Context
« Tunis La Goulette »
Gilbert Buti
We know it has existed since antiquity. Its strategic and economic strength come from its sheltered position deep within a gulf. Although the site was an obstacle for the Phoenicians and Romans, and although the tip of the peninsula which closes the bay was chosen as the place to build the city of Carthage, the Arabs considered the lagoon a natural barrier and, in the early eighth century, they needed a city safe from invaders from the sea. So they abandoned the seafront used by Carthage, though without abandoning its maritime activities. In 711 they established a port and arsenal looking back over the lagoon, connected to the open sea by a canal going to the fort of La Goulette. At the same time a thousand Copt families from Egypt arrived and settled there. This choice had serious consequences for the city’s relationship with the maritime world, as the lagoon, which was constantly silting up, cut the town off from the sea. At the same time another water barrier to the west, the sebka Sijoumi, meant the town could not spread very far.
Protected by a solid wall in the eighth century,Tunis became the capital of Ifriqiya Aghlabid in the late ninth century. Commercial capital and intellectual center, it went through a troubled period in the eleventh and twelfth centuries but that did not stop Italian caravanserais setting themselves up there. By the thirteenth century Tunis’ prosperity was catching the imagination of envious crusaders, soldiers and merchants. In 1280 an Aragonese fleet captured the city for a while. However, Tunisian merchants spread across the whole Mediterranean area and beyond. In 1498,when Vasco da Gama arrived in Calcutta, he was welcomed by two Tunisians. In the sixteenth century, good relations with France were sealed by the arrival of Tunisian ships in Marseille, laden with presents for Francis I (lions, camels). The French reciprocated by sending the Bey luxury goods. The capture of Tunis by Barbarossa in 1534 provoked Charles V to send an expedition to attack La Goulette in 1535, but the operation was inconclusive and relations with France remained cordial. In 1550 the Bey of Tunis granted Marseille fishermen a monopoly on coral fishing near Bone. The Turkish governor installed in Tunis shortly after the Battle of Lepanto (1571), renewed this privilege even though competition with the Compagnie du corail de Tunis was becoming serious (1575).
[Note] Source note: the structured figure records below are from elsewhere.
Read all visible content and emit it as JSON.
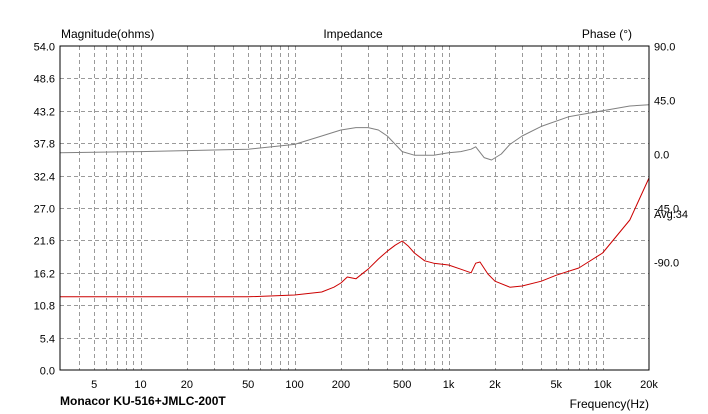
{
  "chart_data": {
    "type": "line",
    "title": "Impedance",
    "ylabel_left": "Magnitude(ohms)",
    "ylabel_right": "Phase (°)",
    "xlabel": "Frequency(Hz)",
    "caption": "Monacor KU-516+JMLC-200T",
    "annotation": "Avg:34",
    "x_scale": "log",
    "xlim": [
      3,
      20000
    ],
    "ylim_left": [
      0,
      54
    ],
    "ylim_right": [
      -180,
      90
    ],
    "grid": true,
    "x_ticks": [
      {
        "v": 5,
        "label": "5"
      },
      {
        "v": 10,
        "label": "10"
      },
      {
        "v": 20,
        "label": "20"
      },
      {
        "v": 50,
        "label": "50"
      },
      {
        "v": 100,
        "label": "100"
      },
      {
        "v": 200,
        "label": "200"
      },
      {
        "v": 500,
        "label": "500"
      },
      {
        "v": 1000,
        "label": "1k"
      },
      {
        "v": 2000,
        "label": "2k"
      },
      {
        "v": 5000,
        "label": "5k"
      },
      {
        "v": 10000,
        "label": "10k"
      },
      {
        "v": 20000,
        "label": "20k"
      }
    ],
    "y_ticks_left": [
      "0.0",
      "5.4",
      "10.8",
      "16.2",
      "21.6",
      "27.0",
      "32.4",
      "37.8",
      "43.2",
      "48.6",
      "54.0"
    ],
    "y_ticks_right": [
      "90.0",
      "45.0",
      "0.0",
      "-45.0",
      "-90.0"
    ],
    "colors": {
      "magnitude": "#cc0000",
      "phase": "#808080",
      "grid": "#9a9a9a"
    },
    "series": [
      {
        "name": "Magnitude",
        "axis": "left",
        "x": [
          3,
          10,
          50,
          100,
          150,
          180,
          200,
          220,
          250,
          280,
          300,
          350,
          400,
          450,
          500,
          550,
          600,
          700,
          800,
          1000,
          1200,
          1400,
          1500,
          1600,
          1800,
          2000,
          2500,
          3000,
          4000,
          5000,
          7000,
          10000,
          15000,
          20000
        ],
        "y": [
          12.2,
          12.2,
          12.2,
          12.5,
          13.0,
          13.8,
          14.5,
          15.5,
          15.2,
          16.2,
          16.8,
          18.5,
          19.8,
          20.8,
          21.5,
          20.6,
          19.5,
          18.2,
          17.8,
          17.5,
          16.8,
          16.2,
          17.8,
          18.0,
          16.0,
          14.8,
          13.8,
          14.0,
          14.8,
          15.8,
          17.0,
          19.5,
          25.0,
          32.0
        ]
      },
      {
        "name": "Phase",
        "axis": "right",
        "x": [
          3,
          10,
          50,
          100,
          150,
          200,
          250,
          300,
          350,
          400,
          500,
          600,
          800,
          1000,
          1200,
          1400,
          1500,
          1700,
          1900,
          2200,
          2500,
          3000,
          4000,
          6000,
          10000,
          15000,
          20000
        ],
        "y": [
          1,
          2,
          4,
          8,
          15,
          20,
          22,
          22,
          20,
          15,
          2,
          -1,
          -1,
          1,
          2,
          4,
          6,
          -3,
          -5,
          0,
          8,
          15,
          23,
          31,
          36,
          40,
          41
        ]
      }
    ]
  }
}
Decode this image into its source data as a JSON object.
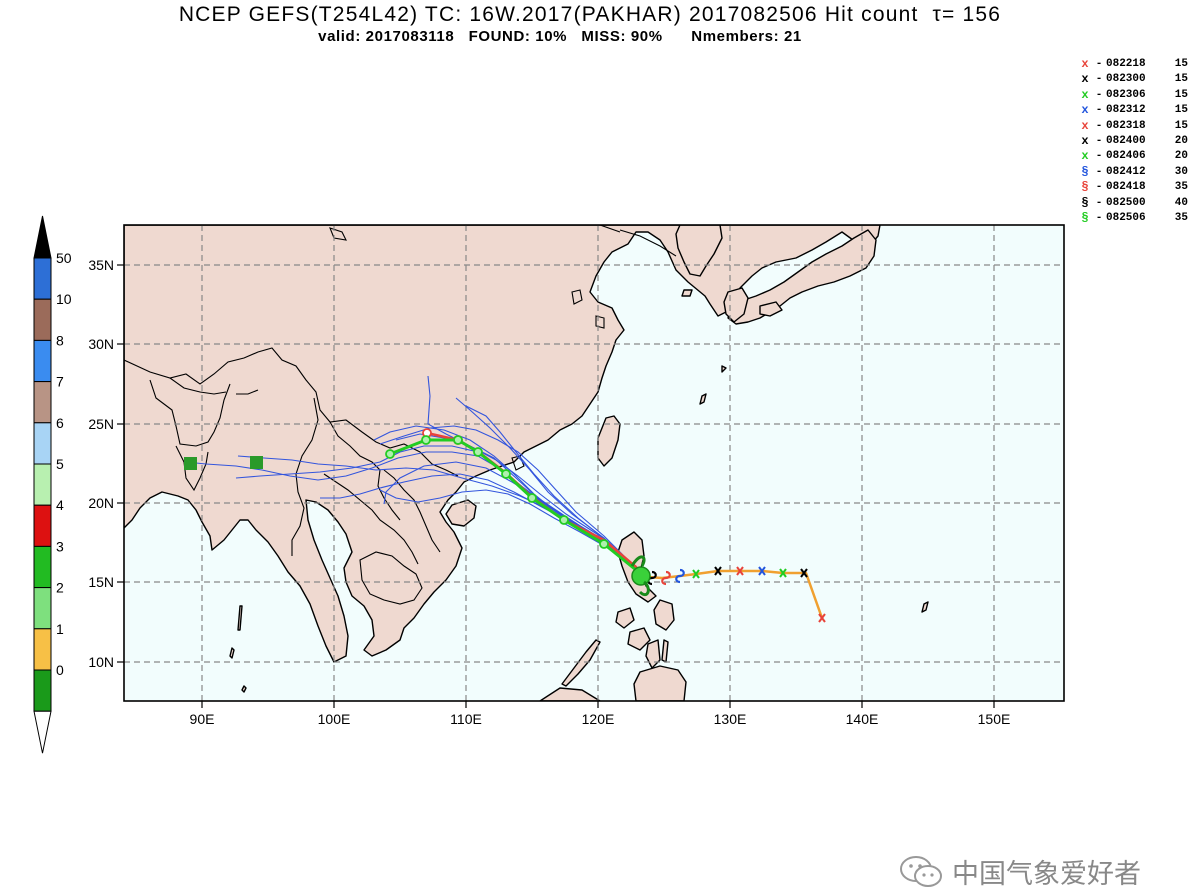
{
  "title": {
    "line1": "NCEP GEFS(T254L42) TC: 16W.2017(PAKHAR) 2017082506 Hit count  τ= 156",
    "line2": "valid: 2017083118   FOUND: 10%   MISS: 90%      Nmembers: 21"
  },
  "legend": [
    {
      "symbol": "x",
      "label": "082218",
      "count": "15",
      "color": "#e8433a"
    },
    {
      "symbol": "x",
      "label": "082300",
      "count": "15",
      "color": "#000000"
    },
    {
      "symbol": "x",
      "label": "082306",
      "count": "15",
      "color": "#22cc22"
    },
    {
      "symbol": "x",
      "label": "082312",
      "count": "15",
      "color": "#2255dd"
    },
    {
      "symbol": "x",
      "label": "082318",
      "count": "15",
      "color": "#e8433a"
    },
    {
      "symbol": "x",
      "label": "082400",
      "count": "20",
      "color": "#000000"
    },
    {
      "symbol": "x",
      "label": "082406",
      "count": "20",
      "color": "#22cc22"
    },
    {
      "symbol": "§",
      "label": "082412",
      "count": "30",
      "color": "#2255dd"
    },
    {
      "symbol": "§",
      "label": "082418",
      "count": "35",
      "color": "#e8433a"
    },
    {
      "symbol": "§",
      "label": "082500",
      "count": "40",
      "color": "#000000"
    },
    {
      "symbol": "§",
      "label": "082506",
      "count": "35",
      "color": "#22cc22"
    }
  ],
  "colorbar": {
    "labels": [
      "50",
      "10",
      "8",
      "7",
      "6",
      "5",
      "4",
      "3",
      "2",
      "1",
      "0"
    ],
    "colors": [
      "#2d6fd6",
      "#9b6b5a",
      "#3a8cf0",
      "#b89485",
      "#a8d4f5",
      "#b8f0b0",
      "#dd1111",
      "#22bb22",
      "#7ee07e",
      "#f7c046",
      "#1a9a1a"
    ],
    "top_arrow_color": "#000000",
    "bottom_arrow_color": "#ffffff"
  },
  "map": {
    "lon_ticks": [
      "90E",
      "100E",
      "110E",
      "120E",
      "130E",
      "140E",
      "150E"
    ],
    "lat_ticks": [
      "35N",
      "30N",
      "25N",
      "20N",
      "15N",
      "10N"
    ],
    "land_color": "#efd9d0",
    "ocean_color": "#f2fdfd",
    "grid": "dashed"
  },
  "watermark": {
    "text": "中国气象爱好者"
  }
}
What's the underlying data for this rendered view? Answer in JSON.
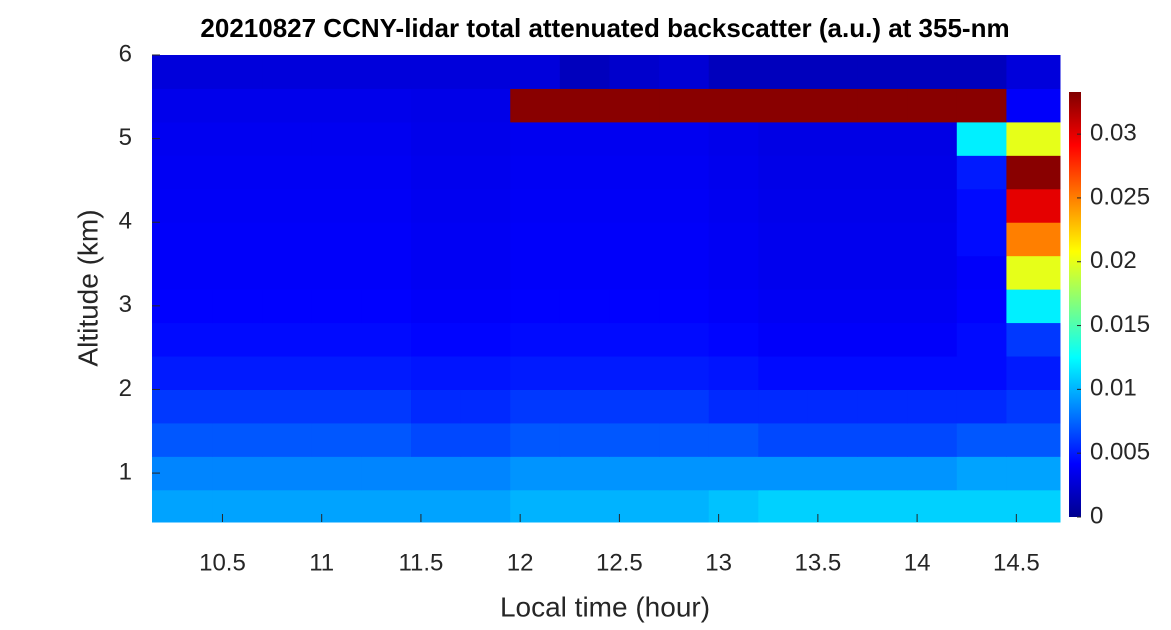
{
  "chart_data": {
    "type": "heatmap",
    "title": "20210827 CCNY-lidar total attenuated backscatter (a.u.) at 355-nm",
    "x_label": "Local time (hour)",
    "y_label": "Altitude (km)",
    "xlim": [
      10.145,
      14.72
    ],
    "ylim": [
      0.415,
      6
    ],
    "xticks": [
      10.5,
      11,
      11.5,
      12,
      12.5,
      13,
      13.5,
      14,
      14.5
    ],
    "yticks": [
      1,
      2,
      3,
      4,
      5,
      6
    ],
    "colormap": "jet",
    "clim": [
      0,
      0.0333
    ],
    "cticks": [
      0,
      0.005,
      0.01,
      0.015,
      0.02,
      0.025,
      0.03
    ],
    "xbins": [
      10.145,
      10.45,
      10.7,
      10.95,
      11.2,
      11.45,
      11.7,
      11.95,
      12.2,
      12.45,
      12.7,
      12.95,
      13.2,
      13.45,
      13.7,
      13.95,
      14.2,
      14.45,
      14.72
    ],
    "ybins": [
      0.415,
      0.8,
      1.2,
      1.6,
      2.0,
      2.4,
      2.8,
      3.2,
      3.6,
      4.0,
      4.4,
      4.8,
      5.2,
      5.6,
      6.0
    ],
    "z": [
      [
        0.0095,
        0.0095,
        0.0095,
        0.0095,
        0.0095,
        0.0095,
        0.0095,
        0.01,
        0.01,
        0.01,
        0.01,
        0.0105,
        0.011,
        0.011,
        0.011,
        0.011,
        0.011,
        0.011
      ],
      [
        0.0085,
        0.0085,
        0.0085,
        0.0085,
        0.0085,
        0.0085,
        0.0085,
        0.009,
        0.009,
        0.009,
        0.009,
        0.009,
        0.009,
        0.009,
        0.009,
        0.009,
        0.0095,
        0.0095
      ],
      [
        0.007,
        0.007,
        0.007,
        0.007,
        0.007,
        0.0065,
        0.0065,
        0.007,
        0.007,
        0.007,
        0.007,
        0.007,
        0.0065,
        0.0065,
        0.0065,
        0.0065,
        0.007,
        0.007
      ],
      [
        0.006,
        0.006,
        0.006,
        0.006,
        0.006,
        0.0055,
        0.0055,
        0.006,
        0.006,
        0.006,
        0.006,
        0.0055,
        0.0055,
        0.0055,
        0.0055,
        0.0055,
        0.0055,
        0.006
      ],
      [
        0.005,
        0.005,
        0.005,
        0.005,
        0.005,
        0.0048,
        0.0048,
        0.005,
        0.005,
        0.005,
        0.005,
        0.0048,
        0.0045,
        0.0045,
        0.0045,
        0.0045,
        0.0045,
        0.005
      ],
      [
        0.0045,
        0.0045,
        0.0045,
        0.0045,
        0.0045,
        0.0043,
        0.0043,
        0.0045,
        0.0045,
        0.0045,
        0.0045,
        0.0043,
        0.004,
        0.004,
        0.004,
        0.004,
        0.0045,
        0.006
      ],
      [
        0.0042,
        0.0042,
        0.0042,
        0.0042,
        0.0042,
        0.004,
        0.004,
        0.0042,
        0.0042,
        0.0042,
        0.0042,
        0.004,
        0.0038,
        0.0038,
        0.0038,
        0.0038,
        0.0042,
        0.012
      ],
      [
        0.004,
        0.004,
        0.004,
        0.004,
        0.004,
        0.0038,
        0.0038,
        0.004,
        0.004,
        0.004,
        0.004,
        0.0038,
        0.0036,
        0.0036,
        0.0036,
        0.0036,
        0.004,
        0.02
      ],
      [
        0.004,
        0.004,
        0.004,
        0.004,
        0.004,
        0.0038,
        0.0038,
        0.004,
        0.004,
        0.004,
        0.004,
        0.0038,
        0.0036,
        0.0036,
        0.0036,
        0.0036,
        0.0045,
        0.025
      ],
      [
        0.0039,
        0.0039,
        0.0039,
        0.0039,
        0.0039,
        0.0037,
        0.0037,
        0.0039,
        0.0039,
        0.0039,
        0.0039,
        0.0037,
        0.0035,
        0.0035,
        0.0035,
        0.0035,
        0.0045,
        0.03
      ],
      [
        0.0038,
        0.0038,
        0.0038,
        0.0038,
        0.0038,
        0.0036,
        0.0036,
        0.0038,
        0.0038,
        0.0038,
        0.0038,
        0.0036,
        0.0034,
        0.0034,
        0.0034,
        0.0034,
        0.005,
        0.033
      ],
      [
        0.0037,
        0.0037,
        0.0037,
        0.0037,
        0.0037,
        0.0035,
        0.0035,
        0.0037,
        0.0037,
        0.0037,
        0.0037,
        0.0035,
        0.0033,
        0.0033,
        0.0033,
        0.0033,
        0.012,
        0.02
      ],
      [
        0.0035,
        0.0035,
        0.0035,
        0.0035,
        0.0035,
        0.0034,
        0.0034,
        0.033,
        0.033,
        0.033,
        0.033,
        0.033,
        0.033,
        0.033,
        0.033,
        0.033,
        0.033,
        0.004
      ],
      [
        0.003,
        0.003,
        0.003,
        0.003,
        0.003,
        0.003,
        0.003,
        0.003,
        0.002,
        0.0025,
        0.0028,
        0.002,
        0.002,
        0.002,
        0.002,
        0.002,
        0.002,
        0.003
      ]
    ]
  }
}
In the seventeenth century, 80,000 Moors expelled from Spain settled in the regency, but pirating was now a major source of income for Tunis, though it seriously disrupted Mediterranean shipping. In 1662, to put an end to it, Louis XIV declared war on the Berber / Barbary Regencies (Algiers, Tunis and Tripoli). After fighting under the walls of La Goulette, a treaty was signed in 1673, but disputes between pirates continued and Tunis was occupied by corsaires from Algiers several times between 1686 and 1695. Pirating resumed in the early eighteenth century and although it was nothing compared to the situation in Algiers, the prisons in Tunis harboured nearly 20,000 captives, ransomed thanks to the “father redeemers”, even though there were plenty of European merchants in the city. Indeed the French had a caravanserai and Marseille exported thousands "Tunis-style caps" (fez). Tunisian pirating, more generally pirating along the whole coast, provoked strong reactions from European fleets, most notably the British bombardment of Tunis in 1816.
Before the Italian colonial project, the French protectorate in 1881 marked a watershed in the history of Tunis, bringing a sharp increase in the European population: in 1911 Tunis had about 150,000 inhabitants, of whom 70,000 were Europeans: Italians (45,000), French (almost 18,000), Maltese, Greeks,Spaniards and Jews (20,000). A modern port was built (1897), with a 10 kilometre canal linking the town of Tunis to La Goulette and the sea across the waters of the lagoon. Tunis became a center for exporting phosphates and minerals (iron and lead), and agricultural products, in exchange for fuel, machinery and manufactured goods.
Since independence (1956), Greater Tunis (the city plus the suburbs) has never stopped expanding: from 4,000 hectares in 1956 to nearly 30,000 in 2008, pushing the city limits to the water’s edge, with a population that has risen from one million in 1984 to 2.4 million in 2008. While it has never been a waterfront city and although the old port of La Goulette has been demolished several times, Tunis today is turning more towards the sea. It is also the country’s major industrial center, home to many European offshore companies, while tourism was growing rapidly until the Arab Spring of 2011.
Bibliography:
K.J. Perkins, Historical Dictionary of Tunisia, Londres, 1989.
P. Sebag, « Tunis ». Encyclopédie de l'Islam, deuxième édition, 2012.
P. Sebag, Tunis. Histoire d’une ville, Paris, 1998.